Download or read book Disunion written by Elizabeth R. Varon and published by Univ of North Carolina Press. This book was released on 2008 with total page 471 pages. Available in PDF, EPUB and Kindle. Book excerpt: The author of We Mean to Be Counted blends political history with intellectual and cultural history to examine the ongoing debates over disunion that long preceded the secession crisis in a study that brings together the voices of competing interests, including fugitive slaves, white Southern dissenters, free black activists, abolitionists, and other outsiders.

Book God and Human Responsibility

Download or read book God and Human Responsibility written by Rufus Burrow and published by Mercer University Press.

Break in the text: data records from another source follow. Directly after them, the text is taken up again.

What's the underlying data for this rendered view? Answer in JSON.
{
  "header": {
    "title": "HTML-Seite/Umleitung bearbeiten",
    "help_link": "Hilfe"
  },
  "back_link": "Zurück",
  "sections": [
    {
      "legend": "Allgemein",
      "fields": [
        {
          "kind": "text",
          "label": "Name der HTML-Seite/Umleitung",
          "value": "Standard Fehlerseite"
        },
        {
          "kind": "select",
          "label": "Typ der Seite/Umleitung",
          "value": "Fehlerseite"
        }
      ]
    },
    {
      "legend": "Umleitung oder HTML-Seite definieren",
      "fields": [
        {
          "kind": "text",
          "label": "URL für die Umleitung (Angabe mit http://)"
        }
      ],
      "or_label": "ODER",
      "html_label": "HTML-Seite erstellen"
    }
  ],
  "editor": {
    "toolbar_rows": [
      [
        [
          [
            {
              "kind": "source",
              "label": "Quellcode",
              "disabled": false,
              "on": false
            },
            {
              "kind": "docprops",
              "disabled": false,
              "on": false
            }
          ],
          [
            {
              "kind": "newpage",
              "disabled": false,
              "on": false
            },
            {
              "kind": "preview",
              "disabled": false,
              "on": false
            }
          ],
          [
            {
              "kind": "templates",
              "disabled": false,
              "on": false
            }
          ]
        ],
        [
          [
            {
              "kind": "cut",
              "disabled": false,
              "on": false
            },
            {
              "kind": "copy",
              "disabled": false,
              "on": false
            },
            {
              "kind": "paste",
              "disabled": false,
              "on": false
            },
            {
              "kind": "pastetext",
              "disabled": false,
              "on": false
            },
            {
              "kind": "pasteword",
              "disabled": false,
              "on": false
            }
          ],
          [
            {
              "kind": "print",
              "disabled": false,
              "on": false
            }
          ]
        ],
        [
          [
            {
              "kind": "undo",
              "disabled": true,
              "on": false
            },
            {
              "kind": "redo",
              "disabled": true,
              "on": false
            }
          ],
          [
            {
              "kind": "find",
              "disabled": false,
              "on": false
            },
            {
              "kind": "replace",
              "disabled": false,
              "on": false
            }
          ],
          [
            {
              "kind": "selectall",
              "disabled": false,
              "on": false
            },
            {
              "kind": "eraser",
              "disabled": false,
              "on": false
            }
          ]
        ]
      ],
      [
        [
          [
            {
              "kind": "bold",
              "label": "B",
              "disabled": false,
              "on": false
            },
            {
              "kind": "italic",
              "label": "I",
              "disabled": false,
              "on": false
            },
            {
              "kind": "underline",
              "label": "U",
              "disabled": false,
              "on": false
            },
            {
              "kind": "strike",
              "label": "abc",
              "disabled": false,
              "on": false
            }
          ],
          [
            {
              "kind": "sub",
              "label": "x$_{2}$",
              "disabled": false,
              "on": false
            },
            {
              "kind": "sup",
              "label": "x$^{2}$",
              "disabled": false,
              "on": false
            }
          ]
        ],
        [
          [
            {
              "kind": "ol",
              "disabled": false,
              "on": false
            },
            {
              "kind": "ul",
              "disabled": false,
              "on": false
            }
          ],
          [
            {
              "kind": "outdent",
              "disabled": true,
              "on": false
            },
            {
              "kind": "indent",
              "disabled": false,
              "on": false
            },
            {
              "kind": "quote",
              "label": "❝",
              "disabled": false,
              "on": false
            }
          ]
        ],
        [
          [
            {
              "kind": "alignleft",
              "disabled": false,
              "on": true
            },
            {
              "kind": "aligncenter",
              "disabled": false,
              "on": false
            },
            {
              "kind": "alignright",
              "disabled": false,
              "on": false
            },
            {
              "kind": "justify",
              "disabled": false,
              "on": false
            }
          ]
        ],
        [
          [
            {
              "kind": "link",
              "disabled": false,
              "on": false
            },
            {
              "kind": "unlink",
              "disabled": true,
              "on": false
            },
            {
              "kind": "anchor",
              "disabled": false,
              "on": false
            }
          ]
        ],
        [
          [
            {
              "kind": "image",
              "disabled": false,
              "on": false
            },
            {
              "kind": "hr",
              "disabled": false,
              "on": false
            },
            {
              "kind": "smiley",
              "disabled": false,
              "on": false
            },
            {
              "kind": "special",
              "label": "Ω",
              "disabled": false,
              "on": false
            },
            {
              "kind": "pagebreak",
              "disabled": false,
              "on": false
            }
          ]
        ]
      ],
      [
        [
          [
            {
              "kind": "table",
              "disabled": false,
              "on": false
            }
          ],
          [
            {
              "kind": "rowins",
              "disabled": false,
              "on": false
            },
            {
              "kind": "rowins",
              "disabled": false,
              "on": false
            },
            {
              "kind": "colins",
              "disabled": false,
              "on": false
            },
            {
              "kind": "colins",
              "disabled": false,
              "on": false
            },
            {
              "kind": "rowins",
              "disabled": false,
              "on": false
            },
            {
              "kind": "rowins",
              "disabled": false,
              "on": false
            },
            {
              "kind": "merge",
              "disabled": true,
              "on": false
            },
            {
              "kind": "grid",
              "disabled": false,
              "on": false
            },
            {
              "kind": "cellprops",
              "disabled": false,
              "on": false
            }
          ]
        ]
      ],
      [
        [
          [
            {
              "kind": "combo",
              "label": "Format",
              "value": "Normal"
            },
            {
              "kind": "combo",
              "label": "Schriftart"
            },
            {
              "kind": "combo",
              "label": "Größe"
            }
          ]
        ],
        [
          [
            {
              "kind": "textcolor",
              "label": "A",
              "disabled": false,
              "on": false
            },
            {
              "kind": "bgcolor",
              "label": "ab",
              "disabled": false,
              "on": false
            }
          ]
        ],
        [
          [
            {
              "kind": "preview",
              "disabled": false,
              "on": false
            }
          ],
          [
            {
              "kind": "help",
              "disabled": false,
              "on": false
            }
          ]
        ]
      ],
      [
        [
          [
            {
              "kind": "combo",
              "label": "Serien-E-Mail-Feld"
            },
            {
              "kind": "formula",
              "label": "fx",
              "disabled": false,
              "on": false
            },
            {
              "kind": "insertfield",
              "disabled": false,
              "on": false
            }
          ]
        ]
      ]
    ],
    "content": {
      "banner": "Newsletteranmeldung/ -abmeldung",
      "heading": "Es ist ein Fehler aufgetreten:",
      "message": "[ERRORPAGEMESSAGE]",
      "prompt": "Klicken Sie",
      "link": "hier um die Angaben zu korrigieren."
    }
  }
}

This book was released on 2003 with total page 244 pages. Available in PDF, EPUB and Kindle. Book excerpt: Walker took seriously God's expectation that justice be done in righteous ways and that persons respect the humanity and dignity of self and others, fundamental claims of the Hebrew Prophets."

Book The Bible in History

    Book Details:
  • Author : David W. Kling
  • Publisher : Oxford University Press
  • Release : 2004-08-12
  • ISBN : 0198029802
  • Pages : 403 pages

Download or read book The Bible in History written by David W. Kling and published by Oxford University Press. This book was released on 2004-08-12 with total page 403 pages. Available in PDF, EPUB and Kindle. Book excerpt: No one can doubt that the Bible has exerted a tremendous influence on Western civilization since the dawn of Christianity. But few of us have considered the precise nature of that influence in particular historical contexts. In this book, David Kling traces the fascinating story of how specific biblical texts have at different times emerged to be the inspiration of movements that have changed the course of history. By examining eight such pivotal texts, Kling elucidates the ways in which sacred texts continue to shape our lives as well as our history. Among the passages he discusses are: * "Upon this rock I will build my church" (Matthew 16:18), which inspired the formation of the papacy and has served as its foundation for centuries * "The righteous will live by faith" (Romans 1:17), which caught the imagination of Martin Luther and sparked the Protestant Reformation * "Go to Pharaoh and say to him, 'Thus says the Lord: Let my people go, so that they may worship me'" (Exodus 8:1), which has played an important and diverse role in African American history from early slave spirituals through the modern civil rights movement and beyond * "There is no longer Jew or Greek, there is no longer slave or free, there is no longer male and female; for all of you are one in Christ Jesus" (Galatians 3:28), which has been adopted by feminists as a rallying cry in the battle for women's ordination Each of the historical episodes he explores--from the beginning of Christian monasticism to the emergence of Pentecostalism--is evidence of the dynamic interplay between Scripture and the social and cultural context in which it is interpreted. Kling's innovative study of this process shows how sacred texts can give life to social movements, and how powerful social forces can give new meaning to Scripture.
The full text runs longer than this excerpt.